Der Kader für die WM steht
Löw kann deshalb schon jetzt an Russland denken. In den kommenden Wochen, das kündigte der Bundestrainer an, werde er mit Nationalelf-Manager Oliver Bierhoff ins Land des WM-Gastgebers reisen, um sich nach möglichen Quartieren umzusehen. Weitere Themen bis zum nächsten Quali-Spiel gegen San Marino (11. November): Löws mögliche Vertragsverlängerung über 2018 hinaus – erste Gespräche mit dem DFB sollen in Kürze beginnen – sowie die Planung des Confed Cups im Sommer 2017 in Russland, bei dem Löw einige seiner Stars schonen will.

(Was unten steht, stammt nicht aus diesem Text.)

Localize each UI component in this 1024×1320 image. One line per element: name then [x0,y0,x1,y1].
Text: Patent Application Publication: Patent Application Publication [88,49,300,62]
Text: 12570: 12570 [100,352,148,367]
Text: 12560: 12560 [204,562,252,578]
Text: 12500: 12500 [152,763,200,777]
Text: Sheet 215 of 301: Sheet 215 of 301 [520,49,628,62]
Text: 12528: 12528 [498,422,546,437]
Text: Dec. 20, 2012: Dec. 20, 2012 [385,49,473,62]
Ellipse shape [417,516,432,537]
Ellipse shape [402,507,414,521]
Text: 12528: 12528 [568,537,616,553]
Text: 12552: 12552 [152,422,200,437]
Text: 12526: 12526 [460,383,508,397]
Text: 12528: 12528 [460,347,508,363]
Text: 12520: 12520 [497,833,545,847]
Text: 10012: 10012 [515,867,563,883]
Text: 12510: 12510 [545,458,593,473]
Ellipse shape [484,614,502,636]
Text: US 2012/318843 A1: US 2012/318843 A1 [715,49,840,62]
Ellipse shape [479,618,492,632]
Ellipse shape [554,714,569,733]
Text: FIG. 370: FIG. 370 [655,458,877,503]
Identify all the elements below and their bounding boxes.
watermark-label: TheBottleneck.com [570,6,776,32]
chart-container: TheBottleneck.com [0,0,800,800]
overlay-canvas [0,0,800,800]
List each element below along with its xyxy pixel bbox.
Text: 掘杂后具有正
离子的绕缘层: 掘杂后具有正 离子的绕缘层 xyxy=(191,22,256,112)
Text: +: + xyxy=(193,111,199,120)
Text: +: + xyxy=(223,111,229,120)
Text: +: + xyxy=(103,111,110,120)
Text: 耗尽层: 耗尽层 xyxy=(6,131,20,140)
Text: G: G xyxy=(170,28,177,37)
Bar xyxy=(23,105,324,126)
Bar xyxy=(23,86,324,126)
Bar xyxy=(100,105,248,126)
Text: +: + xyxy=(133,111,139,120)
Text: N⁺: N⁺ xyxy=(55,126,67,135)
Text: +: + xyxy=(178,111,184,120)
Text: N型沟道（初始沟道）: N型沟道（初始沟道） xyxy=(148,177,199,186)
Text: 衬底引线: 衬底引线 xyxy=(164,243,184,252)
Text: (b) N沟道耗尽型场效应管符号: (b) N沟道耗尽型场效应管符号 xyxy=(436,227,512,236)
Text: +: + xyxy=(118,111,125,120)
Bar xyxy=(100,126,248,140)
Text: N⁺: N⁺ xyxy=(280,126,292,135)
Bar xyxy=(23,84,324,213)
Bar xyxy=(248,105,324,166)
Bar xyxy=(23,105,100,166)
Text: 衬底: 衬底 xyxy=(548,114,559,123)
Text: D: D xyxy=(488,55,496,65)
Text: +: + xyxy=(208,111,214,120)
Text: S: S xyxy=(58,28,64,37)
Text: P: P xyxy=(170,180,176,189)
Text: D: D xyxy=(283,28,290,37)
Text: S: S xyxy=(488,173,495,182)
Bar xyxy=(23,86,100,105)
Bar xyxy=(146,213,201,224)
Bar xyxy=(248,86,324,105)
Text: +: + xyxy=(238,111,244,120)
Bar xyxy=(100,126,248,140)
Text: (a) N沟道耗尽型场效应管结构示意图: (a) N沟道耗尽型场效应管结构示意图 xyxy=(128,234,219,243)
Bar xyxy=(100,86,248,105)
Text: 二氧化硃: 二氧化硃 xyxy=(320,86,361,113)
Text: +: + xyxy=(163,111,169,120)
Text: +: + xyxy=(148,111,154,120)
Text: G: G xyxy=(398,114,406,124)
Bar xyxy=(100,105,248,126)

Sportlich geht es für den Bundestrainer nur noch um Kleinigkeiten, die Stammelf für das nächste große Turnier hat er bereits jetzt komplett. Eine gnadenlos gute Perspektive 20 Monate vor der WM. "In Details wollen wir uns weiter verbessern", sagte Löw: "Es bleibt ein wichtiges Thema, an der Effizienz zu arbeiten." Dies ist vielleicht die größte Herausforderung. Im Angriff stellt Mario Götze weiter nur eine unbefriedigende Lösung dar. Hoffnung macht Mario Gomez, der die Länderspielwoche verletzt verpasste. Weitere Stürmer (Davie Selke, Timo Werner) haben bislang nicht nachgewiesen, dass sie für das höchste internationale Niveau in Frage kommen.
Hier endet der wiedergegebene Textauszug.